Personne, et nulle part, ne capturera jamais tout à fait le frisson de la rencontre asiatique convoquée, par exemple, dans l’histoire de Conrad ‘Youth’ — ‘l’ampleur de la baie, les sables scintillants, la richesse de vert infinie et variée, la mer bleue comme dans un rêve, la foule de visages attentifs, l’éclat de couleurs vives’ — précisément parce que la mer, et le port, appartiennent toujours en partie à la mémoire et au rêve. Mais la ligne toujours changeante de Conrad entre réalité et illusion, passé et présent, les rochers de l’observation et les bancs de la fantaisie, continue de fasciner. ‘C’est absolument la orise la plus obsédante qui ait jamais existé,’ s’est enthousiasmé T.E. Lawrence, qui n’était pas en reste en tant que rhapsodiste lui-même. Henry James, quant à lui, l’antithèse de Conrad mais son ami et admirateur fidèle, était en admiration devant la réalité extravagante qui façonne son œuvre : ‘Personne n’a su — pour un usage intellectuel — les choses que vous savez.’
Jozéf Teodor Konrad Korzeniowski, ce ‘noble polonais enfermé dans du goudron britannique’ (sa propre description), est mort le 3 août 1924. Enfant de révolutionnaires aristocratiques qui ont vainement lutté contre la soumission de la Pologne à un empire russe que Conrad détestait sous toutes ses formes politiques, il était parti en mer à Marseille en 1874. Après deux décennies en tant que marin compétent, second et (seulement brièvement) capitaine, il a écrit à plein temps, à une marée montante de reconnaissance et d’honneur, après la parution d’Almayer’s Folly en 1895. Pourtant, il est resté un outsider, à qui on a refusé le titre de chevalier, et a parlé un anglais fortement accentué — sa troisième langue, après le polonais et le français — jusqu’à son dernier jour.

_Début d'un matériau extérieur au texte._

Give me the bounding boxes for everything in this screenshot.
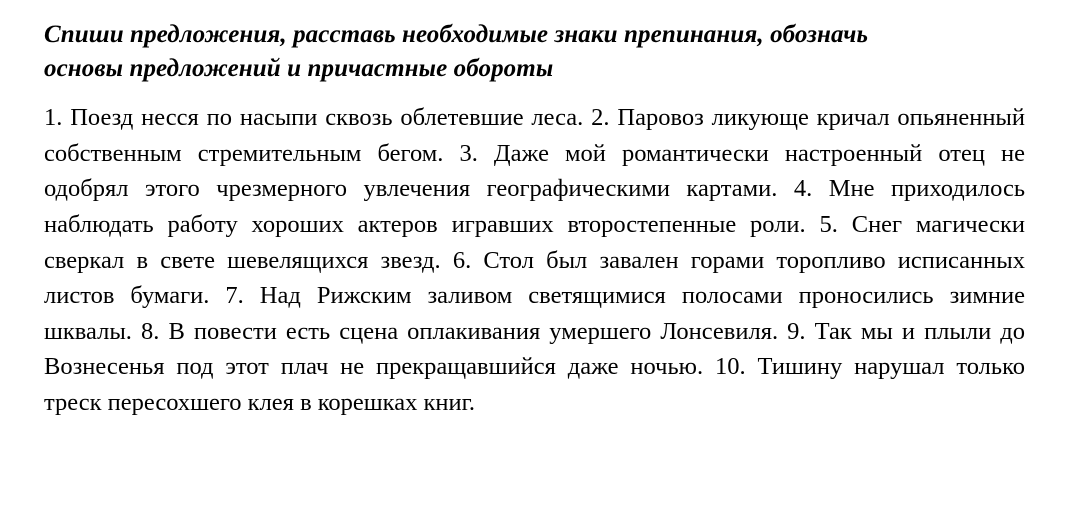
sentence-9: 9. Так мы и плыли до Вознесенья под этот плач не прекращавшийся даже ночью.	[44, 317, 1025, 381]
sentence-6: 6. Стол был завален горами торопливо исписанных листов бумаги.	[44, 246, 1025, 310]
sentence-5: 5. Снег магически сверкал в свете шевелящихся звезд.	[44, 210, 1025, 274]
task-instruction	[44, 18, 1027, 86]
sentence-2: 2. Паровоз ликующе кричал опьяненный собственным стремительным бегом.	[44, 104, 1026, 167]
sentence-4: 4. Мне приходилось наблюдать работу хороших актеров игравших второстепенные роли.	[44, 175, 1025, 238]
sentence-7: 7. Над Рижским заливом светящимися полосами проносились зимние шквалы.	[44, 282, 1025, 345]
sentence-8: 8. В повести есть сцена оплакивания умершего Лонсевиля.	[141, 317, 779, 345]
exercise-text	[44, 100, 1027, 421]
sentence-3: 3. Даже мой романтически настроенный отец не одобрял этого чрезмерного увлечения географическими картами.	[44, 139, 1025, 203]
task-instruction-line-2: основы предложений и причастные обороты	[44, 55, 554, 82]
sentence-1: 1. Поезд несся по насыпи сквозь облетевшие леса.	[44, 104, 584, 131]
sentence-10: 10. Тишину нарушал только треск пересохшего клея в корешках книг.	[44, 353, 1025, 417]
task-instruction-line-1: Спиши предложения, расставь необходимые знаки препинания, обозначь	[44, 21, 869, 48]
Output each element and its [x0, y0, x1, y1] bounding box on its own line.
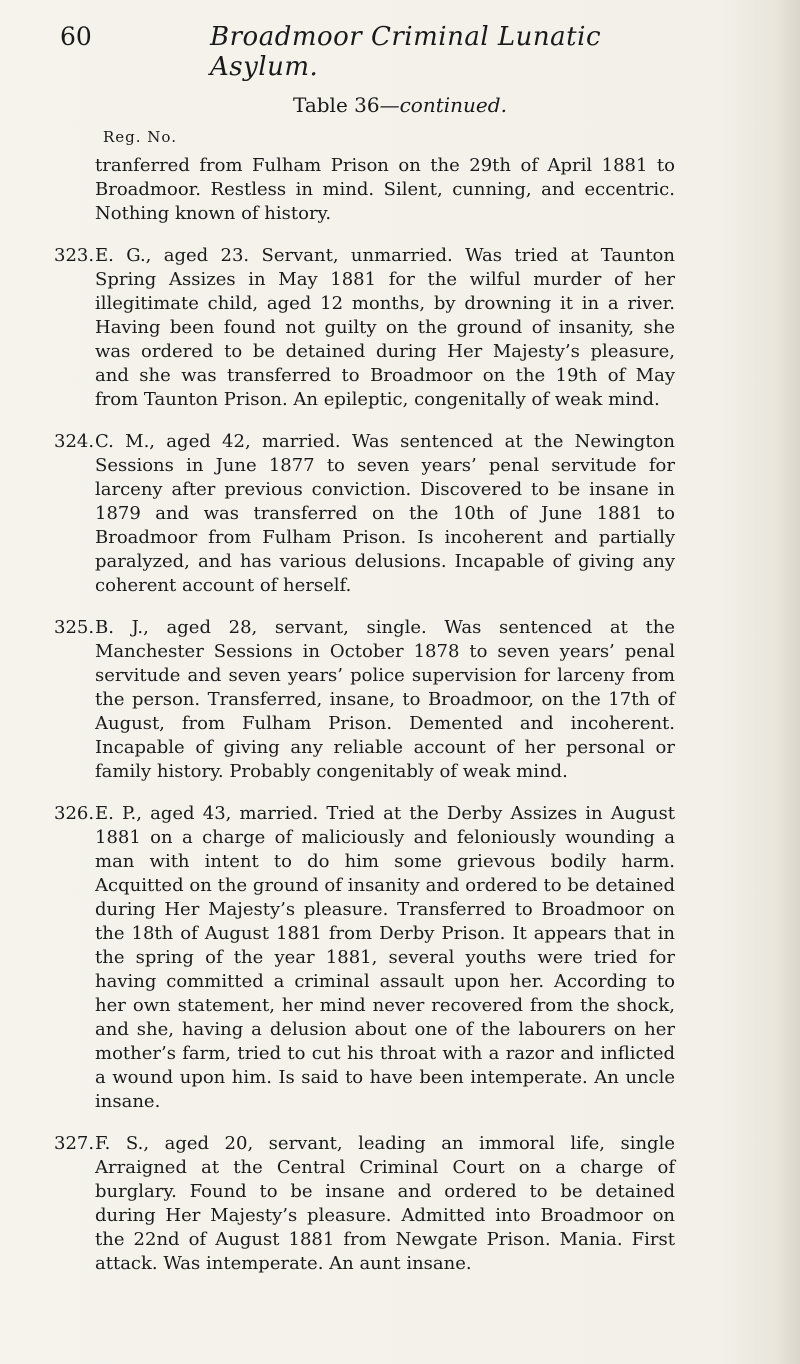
- table-title-continued: —continued.: [379, 93, 507, 117]
- entry-text: B. J., aged 28, servant, single. Was sentenced at the Manchester Sessions in October 1878 to seven years’ penal servitude and seven years’ police supervision for larceny from the person. Transferred, insane, to Broadmoor, on the 17th of August, from Fulham Prison. Demented and incoherent. Incapable of giving any reliable account of her personal or family history. Probably congenitably of weak mind.: [95, 617, 675, 782]
- entry-323: [54, 244, 675, 412]
- table-title: Table 36: [293, 93, 380, 117]
- page-number: 60: [60, 22, 92, 51]
- continuation-paragraph: tranferred from Fulham Prison on the 29th of April 1881 to Broadmoor. Restless in mind. Silent, cunning, and eccentric. Nothing known of history.: [95, 155, 675, 224]
- entry-text: F. S., aged 20, servant, leading an immoral life, single Arraigned at the Central Criminal Court on a charge of burglary. Found to be insane and ordered to be detained during Her Majesty’s pleasure. Admitted into Broadmoor on the 22nd of August 1881 from Newgate Prison. Mania. First attack. Was intemperate. An aunt insane.: [95, 1133, 675, 1274]
- entry-number: 323.: [54, 245, 95, 266]
- reg-no-label: Reg. No.: [103, 128, 177, 146]
- entry-325: [54, 616, 675, 784]
- body-text: [54, 154, 675, 1276]
- entry-text: C. M., aged 42, married. Was sentenced at the Newington Sessions in June 1877 to seven years’ penal servitude for larceny after previous conviction. Discovered to be insane in 1879 and was transferred on the 10th of June 1881 to Broadmoor from Fulham Prison. Is incoherent and partially paralyzed, and has various delusions. Incapable of giving any coherent account of herself.: [95, 431, 675, 596]
- running-title: Broadmoor Criminal Lunatic Asylum.: [210, 22, 602, 82]
- entry-number: 324.: [54, 431, 95, 452]
- entry-text: E. P., aged 43, married. Tried at the Derby Assizes in August 1881 on a charge of maliciously and feloniously wounding a man with intent to do him some grievous bodily harm. Acquitted on the ground of insanity and ordered to be detained during Her Majesty’s pleasure. Transferred to Broadmoor on the 18th of August 1881 from Derby Prison. It appears that in the spring of the year 1881, several youths were tried for having committed a criminal assault upon her. According to her own statement, her mind never recovered from the shock, and she, having a delusion about one of the labourers on her mother’s farm, tried to cut his throat with a razor and inflicted a wound upon him. Is said to have been intemperate. An uncle insane.: [95, 803, 675, 1112]
- entry-text: E. G., aged 23. Servant, unmarried. Was tried at Taunton Spring Assizes in May 1881 for the wilful murder of her illegitimate child, aged 12 months, by drowning it in a river. Having been found not guilty on the ground of insanity, she was ordered to be detained during Her Majesty’s pleasure, and she was transferred to Broadmoor on the 19th of May from Taunton Prison. An epileptic, congenitally of weak mind.: [95, 245, 675, 410]
- entry-327: [54, 1132, 675, 1276]
- entry-number: 325.: [54, 617, 95, 638]
- running-head: [60, 22, 660, 82]
- entry-number: 327.: [54, 1133, 95, 1154]
- entry-324: [54, 430, 675, 598]
- table-heading: [0, 93, 800, 117]
- entry-326: [54, 802, 675, 1114]
- entry-number: 326.: [54, 803, 95, 824]
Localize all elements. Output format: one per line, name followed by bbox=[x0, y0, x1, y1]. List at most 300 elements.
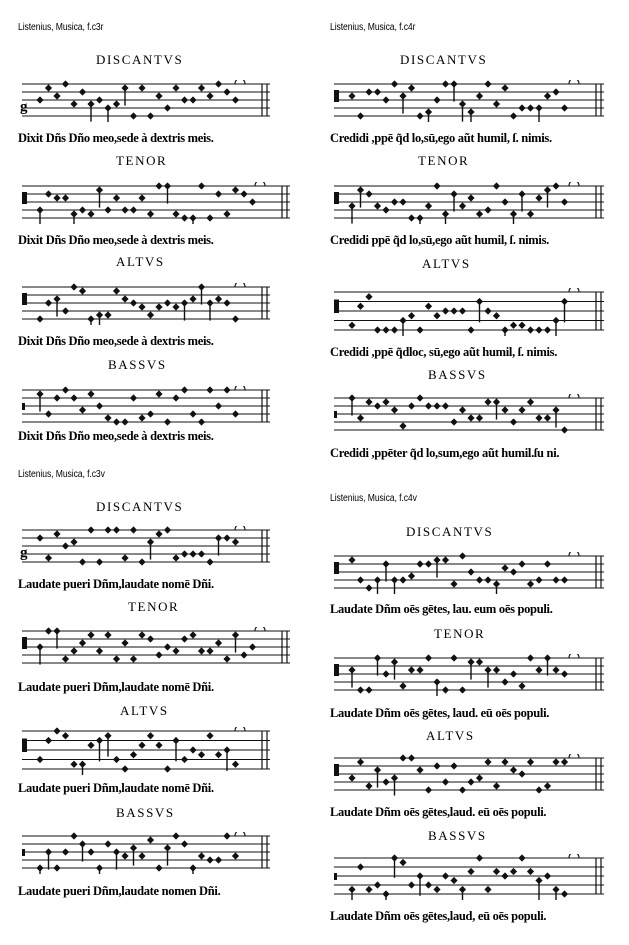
note-head bbox=[399, 754, 406, 761]
note-head bbox=[147, 311, 154, 318]
note-head bbox=[181, 96, 188, 103]
note-head bbox=[113, 194, 120, 201]
fermata-icon bbox=[569, 182, 579, 186]
voice-heading: BASSVS bbox=[108, 357, 167, 372]
note-head bbox=[215, 751, 222, 758]
note-head bbox=[121, 418, 128, 425]
note-head bbox=[476, 576, 483, 583]
note-head bbox=[198, 751, 205, 758]
note-head bbox=[172, 84, 179, 91]
note-head bbox=[348, 556, 355, 563]
lyrics-line: Laudate Dñm oēs gētes,laud, eū oēs populi. bbox=[330, 909, 547, 923]
note-head bbox=[147, 112, 154, 119]
f-clef-icon bbox=[22, 849, 25, 856]
note-head bbox=[535, 326, 542, 333]
note-head bbox=[348, 322, 355, 329]
note-head bbox=[442, 872, 449, 879]
note-head bbox=[484, 80, 491, 87]
fermata-icon bbox=[255, 182, 265, 186]
note-head bbox=[113, 756, 120, 763]
note-head bbox=[382, 778, 389, 785]
fermata-icon bbox=[569, 854, 579, 858]
note-head bbox=[181, 386, 188, 393]
note-head bbox=[450, 877, 457, 884]
note-head bbox=[476, 854, 483, 861]
note-head bbox=[121, 554, 128, 561]
note-head bbox=[121, 852, 128, 859]
source-citation: Listenius, Musica, f.c3v bbox=[18, 469, 105, 480]
note-head bbox=[138, 631, 145, 638]
note-head bbox=[138, 84, 145, 91]
f-clef-icon bbox=[334, 873, 337, 880]
f-clef-icon bbox=[334, 411, 337, 418]
note-head bbox=[399, 682, 406, 689]
note-head bbox=[198, 852, 205, 859]
note-head bbox=[189, 96, 196, 103]
c-clef-icon bbox=[334, 192, 339, 204]
note-head bbox=[240, 190, 247, 197]
note-head bbox=[425, 654, 432, 661]
note-head bbox=[36, 756, 43, 763]
note-head bbox=[198, 418, 205, 425]
note-head bbox=[399, 576, 406, 583]
note-head bbox=[459, 406, 466, 413]
note-head bbox=[527, 210, 534, 217]
fermata-icon bbox=[235, 832, 245, 836]
note-head bbox=[53, 394, 60, 401]
note-head bbox=[544, 872, 551, 879]
note-head bbox=[476, 210, 483, 217]
note-head bbox=[70, 761, 77, 768]
note-head bbox=[459, 307, 466, 314]
note-head bbox=[70, 832, 77, 839]
note-head bbox=[45, 190, 52, 197]
note-head bbox=[113, 100, 120, 107]
note-head bbox=[425, 202, 432, 209]
note-head bbox=[433, 402, 440, 409]
note-head bbox=[36, 96, 43, 103]
note-head bbox=[223, 534, 230, 541]
fermata-icon bbox=[569, 754, 579, 758]
fermata-icon bbox=[255, 627, 265, 631]
note-head bbox=[206, 558, 213, 565]
note-head bbox=[138, 558, 145, 565]
note-head bbox=[425, 786, 432, 793]
note-head bbox=[408, 754, 415, 761]
source-citation: Listenius, Musica, f.c3r bbox=[18, 22, 104, 33]
c-clef-icon bbox=[334, 300, 339, 314]
note-head bbox=[527, 104, 534, 111]
note-head bbox=[138, 852, 145, 859]
note-head bbox=[121, 206, 128, 213]
note-head bbox=[62, 732, 69, 739]
note-head bbox=[138, 303, 145, 310]
note-head bbox=[348, 774, 355, 781]
note-head bbox=[164, 104, 171, 111]
note-head bbox=[450, 418, 457, 425]
note-head bbox=[45, 410, 52, 417]
note-head bbox=[493, 868, 500, 875]
note-head bbox=[365, 88, 372, 95]
note-head bbox=[476, 414, 483, 421]
note-head bbox=[433, 762, 440, 769]
note-head bbox=[62, 307, 69, 314]
note-head bbox=[70, 538, 77, 545]
note-head bbox=[561, 426, 568, 433]
note-head bbox=[501, 872, 508, 879]
note-head bbox=[155, 651, 162, 658]
c-clef-icon bbox=[22, 293, 27, 305]
note-head bbox=[164, 643, 171, 650]
note-head bbox=[442, 402, 449, 409]
note-head bbox=[518, 682, 525, 689]
note-head bbox=[416, 666, 423, 673]
note-head bbox=[232, 96, 239, 103]
source-citation: Listenius, Musica, f.c4v bbox=[330, 493, 417, 504]
note-head bbox=[510, 766, 517, 773]
note-head bbox=[87, 631, 94, 638]
f-clef-icon bbox=[22, 403, 25, 410]
note-head bbox=[450, 762, 457, 769]
note-head bbox=[147, 732, 154, 739]
note-head bbox=[433, 96, 440, 103]
lyrics-line: Dixit Dñs Dño meo,sede à dextris meis. bbox=[18, 334, 214, 348]
note-head bbox=[382, 670, 389, 677]
note-head bbox=[510, 568, 517, 575]
note-head bbox=[442, 307, 449, 314]
lyrics-line: Laudate Dñm oēs gētes, laud. eū oēs populi. bbox=[330, 706, 550, 720]
voice-heading: TENOR bbox=[128, 599, 180, 614]
note-head bbox=[104, 840, 111, 847]
note-head bbox=[484, 307, 491, 314]
note-head bbox=[189, 295, 196, 302]
note-head bbox=[104, 414, 111, 421]
note-head bbox=[527, 580, 534, 587]
note-head bbox=[365, 886, 372, 893]
note-head bbox=[450, 654, 457, 661]
note-head bbox=[53, 864, 60, 871]
note-head bbox=[172, 394, 179, 401]
note-head bbox=[70, 394, 77, 401]
note-head bbox=[552, 88, 559, 95]
note-head bbox=[501, 758, 508, 765]
note-head bbox=[215, 639, 222, 646]
note-head bbox=[79, 406, 86, 413]
note-head bbox=[87, 210, 94, 217]
note-head bbox=[121, 295, 128, 302]
note-head bbox=[459, 786, 466, 793]
note-head bbox=[215, 190, 222, 197]
note-head bbox=[493, 666, 500, 673]
voice-heading: ALTVS bbox=[120, 703, 169, 718]
voice-heading: TENOR bbox=[116, 153, 168, 168]
note-head bbox=[535, 666, 542, 673]
note-head bbox=[391, 80, 398, 87]
note-head bbox=[96, 96, 103, 103]
note-head bbox=[147, 635, 154, 642]
note-head bbox=[357, 863, 364, 870]
note-head bbox=[408, 84, 415, 91]
c-clef-icon bbox=[334, 664, 339, 676]
note-head bbox=[181, 550, 188, 557]
note-head bbox=[357, 686, 364, 693]
note-head bbox=[374, 202, 381, 209]
note-head bbox=[561, 670, 568, 677]
note-head bbox=[501, 84, 508, 91]
note-head bbox=[374, 881, 381, 888]
note-head bbox=[544, 92, 551, 99]
note-head bbox=[181, 635, 188, 642]
music-staff bbox=[18, 283, 274, 325]
note-head bbox=[45, 84, 52, 91]
note-head bbox=[189, 631, 196, 638]
music-staff bbox=[330, 654, 608, 696]
note-head bbox=[493, 100, 500, 107]
note-head bbox=[164, 526, 171, 533]
note-head bbox=[518, 854, 525, 861]
note-head bbox=[399, 422, 406, 429]
note-head bbox=[96, 402, 103, 409]
note-head bbox=[459, 686, 466, 693]
lyrics-line: Laudate pueri Dñm,laudate nomen Dñi. bbox=[18, 884, 221, 898]
note-head bbox=[189, 410, 196, 417]
note-head bbox=[365, 782, 372, 789]
note-head bbox=[365, 686, 372, 693]
note-head bbox=[155, 390, 162, 397]
note-head bbox=[206, 386, 213, 393]
note-head bbox=[172, 303, 179, 310]
note-head bbox=[155, 92, 162, 99]
note-head bbox=[484, 576, 491, 583]
note-head bbox=[510, 322, 517, 329]
lyrics-line: Dixit Dñs Dño meo,sede à dextris meis. bbox=[18, 131, 214, 145]
note-head bbox=[527, 868, 534, 875]
note-head bbox=[493, 782, 500, 789]
note-head bbox=[113, 655, 120, 662]
note-head bbox=[215, 856, 222, 863]
note-head bbox=[433, 182, 440, 189]
note-head bbox=[391, 198, 398, 205]
note-head bbox=[206, 647, 213, 654]
note-head bbox=[198, 84, 205, 91]
note-head bbox=[348, 92, 355, 99]
note-head bbox=[232, 761, 239, 768]
note-head bbox=[442, 556, 449, 563]
note-head bbox=[147, 836, 154, 843]
c-clef-icon bbox=[22, 739, 27, 753]
note-head bbox=[510, 418, 517, 425]
music-staff bbox=[18, 386, 274, 428]
fermata-icon bbox=[569, 394, 579, 398]
note-head bbox=[484, 398, 491, 405]
note-head bbox=[561, 104, 568, 111]
note-head bbox=[476, 92, 483, 99]
voice-heading: BASSVS bbox=[116, 805, 175, 820]
note-head bbox=[459, 202, 466, 209]
note-head bbox=[206, 214, 213, 221]
lyrics-line: Dixit Dñs Dño meo,sede à dextris meis. bbox=[18, 429, 214, 443]
music-staff bbox=[18, 526, 274, 568]
note-head bbox=[130, 206, 137, 213]
c-clef-icon bbox=[334, 764, 339, 776]
note-head bbox=[113, 418, 120, 425]
note-head bbox=[544, 560, 551, 567]
note-head bbox=[476, 658, 483, 665]
note-head bbox=[382, 206, 389, 213]
note-head bbox=[527, 654, 534, 661]
note-head bbox=[181, 214, 188, 221]
music-staff bbox=[330, 288, 608, 336]
note-head bbox=[493, 182, 500, 189]
note-head bbox=[36, 315, 43, 322]
note-head bbox=[45, 299, 52, 306]
note-head bbox=[198, 182, 205, 189]
note-head bbox=[535, 194, 542, 201]
music-staff bbox=[18, 832, 274, 874]
note-head bbox=[357, 303, 364, 310]
note-head bbox=[561, 890, 568, 897]
note-head bbox=[518, 104, 525, 111]
note-head bbox=[164, 765, 171, 772]
note-head bbox=[104, 206, 111, 213]
note-head bbox=[535, 786, 542, 793]
note-head bbox=[130, 299, 137, 306]
source-citation: Listenius, Musica, f.c4r bbox=[330, 22, 416, 33]
note-head bbox=[416, 112, 423, 119]
note-head bbox=[223, 386, 230, 393]
note-head bbox=[442, 80, 449, 87]
note-head bbox=[442, 778, 449, 785]
note-head bbox=[104, 631, 111, 638]
note-head bbox=[399, 859, 406, 866]
note-head bbox=[232, 410, 239, 417]
note-head bbox=[467, 414, 474, 421]
note-head bbox=[53, 194, 60, 201]
note-head bbox=[164, 418, 171, 425]
note-head bbox=[365, 398, 372, 405]
note-head bbox=[416, 326, 423, 333]
note-head bbox=[138, 194, 145, 201]
note-head bbox=[172, 647, 179, 654]
c-clef-icon bbox=[22, 192, 27, 204]
voice-heading: DISCANTVS bbox=[400, 52, 488, 67]
note-head bbox=[416, 394, 423, 401]
note-head bbox=[62, 80, 69, 87]
note-head bbox=[87, 848, 94, 855]
note-head bbox=[408, 881, 415, 888]
note-head bbox=[501, 564, 508, 571]
note-head bbox=[544, 782, 551, 789]
fermata-icon bbox=[569, 288, 579, 292]
note-head bbox=[408, 572, 415, 579]
note-head bbox=[104, 526, 111, 533]
note-head bbox=[172, 210, 179, 217]
lyrics-line: Credidi ,ppē q̃d lo,sū,ego aũt humil, ſ. nimis. bbox=[330, 131, 552, 145]
note-head bbox=[223, 655, 230, 662]
music-staff bbox=[330, 182, 608, 224]
note-head bbox=[391, 406, 398, 413]
note-head bbox=[223, 832, 230, 839]
fermata-icon bbox=[569, 654, 579, 658]
note-head bbox=[155, 303, 162, 310]
voice-heading: BASSVS bbox=[428, 828, 487, 843]
note-head bbox=[62, 542, 69, 549]
note-head bbox=[552, 182, 559, 189]
note-head bbox=[87, 742, 94, 749]
note-head bbox=[501, 678, 508, 685]
note-head bbox=[399, 198, 406, 205]
note-head bbox=[53, 92, 60, 99]
note-head bbox=[433, 312, 440, 319]
note-head bbox=[365, 293, 372, 300]
note-head bbox=[155, 864, 162, 871]
note-head bbox=[374, 326, 381, 333]
note-head bbox=[164, 299, 171, 306]
note-head bbox=[416, 766, 423, 773]
note-head bbox=[87, 526, 94, 533]
note-head bbox=[45, 554, 52, 561]
note-head bbox=[501, 406, 508, 413]
note-head bbox=[459, 552, 466, 559]
note-head bbox=[467, 868, 474, 875]
note-head bbox=[518, 406, 525, 413]
fermata-icon bbox=[569, 552, 579, 556]
note-head bbox=[138, 742, 145, 749]
note-head bbox=[249, 198, 256, 205]
note-head bbox=[357, 576, 364, 583]
fermata-icon bbox=[235, 283, 245, 287]
note-head bbox=[552, 758, 559, 765]
note-head bbox=[206, 732, 213, 739]
note-head bbox=[232, 186, 239, 193]
music-staff bbox=[330, 80, 608, 122]
lyrics-line: Credidi ,ppē q̃dloc, sū,ego aũt humil, ſ. nimis. bbox=[330, 345, 558, 359]
voice-heading: TENOR bbox=[434, 626, 486, 641]
note-head bbox=[552, 666, 559, 673]
note-head bbox=[113, 287, 120, 294]
note-head bbox=[484, 758, 491, 765]
note-head bbox=[36, 534, 43, 541]
note-head bbox=[484, 886, 491, 893]
voice-heading: DISCANTVS bbox=[406, 524, 494, 539]
lyrics-line: Laudate pueri Dñm,laudate nomē Dñi. bbox=[18, 577, 214, 591]
note-head bbox=[206, 92, 213, 99]
note-head bbox=[408, 214, 415, 221]
music-staff bbox=[18, 627, 294, 669]
g-clef-icon: g bbox=[20, 99, 28, 115]
note-head bbox=[391, 326, 398, 333]
note-head bbox=[374, 88, 381, 95]
note-head bbox=[382, 326, 389, 333]
note-head bbox=[357, 414, 364, 421]
note-head bbox=[172, 832, 179, 839]
note-head bbox=[232, 852, 239, 859]
music-staff bbox=[18, 727, 274, 775]
note-head bbox=[96, 647, 103, 654]
fermata-icon bbox=[235, 526, 245, 530]
voice-heading: ALTVS bbox=[422, 256, 471, 271]
note-head bbox=[249, 643, 256, 650]
note-head bbox=[425, 402, 432, 409]
c-clef-icon bbox=[22, 637, 27, 649]
note-head bbox=[45, 737, 52, 744]
note-head bbox=[79, 88, 86, 95]
note-head bbox=[518, 770, 525, 777]
note-head bbox=[501, 198, 508, 205]
note-head bbox=[365, 584, 372, 591]
note-head bbox=[232, 315, 239, 322]
note-head bbox=[561, 758, 568, 765]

Ses modestes funérailles à l’église catholique de Canterbury — il avait vécu dans le Kent depuis 1898 — ont été submergées par des foules joyeuses descendant sur la ville pour un festival de cricket. Sans même cette excuse, le centenaire de sa mort a également été noyé dans le bruit environnant. Quelques conférences académiques (la plus substantielle à Paris et à Cracovie) marquent l’anniversaire. Le Centre culturel polonais de Londres a organisé des événements. L’ambassadeur du Royaume-Uni d’un État qui n’existait pas jusqu’aux dernières années de la vie de Conrad a visité une petite exposition à Senate House. La BBC a excavé quelques adaptations radio mais, à la télévision, n’a pas réussi à relancer même sa version de 2016 de The Secret Agent, avec l’incomparable Toby Jones dans le rôle de l’anarchiste véreux, Verloc. Ainsi, sur iPlayer, vous pouviez jusqu’à récemment visionner la version du réalisateur d’Apocalypse Now mais chercher en vain un hommage substantiel au chef-d’œuvre — Au cœur des ténèbres — derrière l’acte de recréation de Francis Ford Coppola. En effet, Franz Kafka, qui est mort en juin 1924, a eu un bien meilleur accueil auprès des institutions culturelles britanniques (une exposition sérieuse à la Bodleian Library, une série biographique importée sur Channel 4) que l’écrivain qui chérissait tant sa citoyenneté britannique. Conrad a obtenu cette haute distinction (comme il le voyait) en 1886. La même année, à la troisième tentative, il a remporté son certificat de capitaine dans la marine marchande.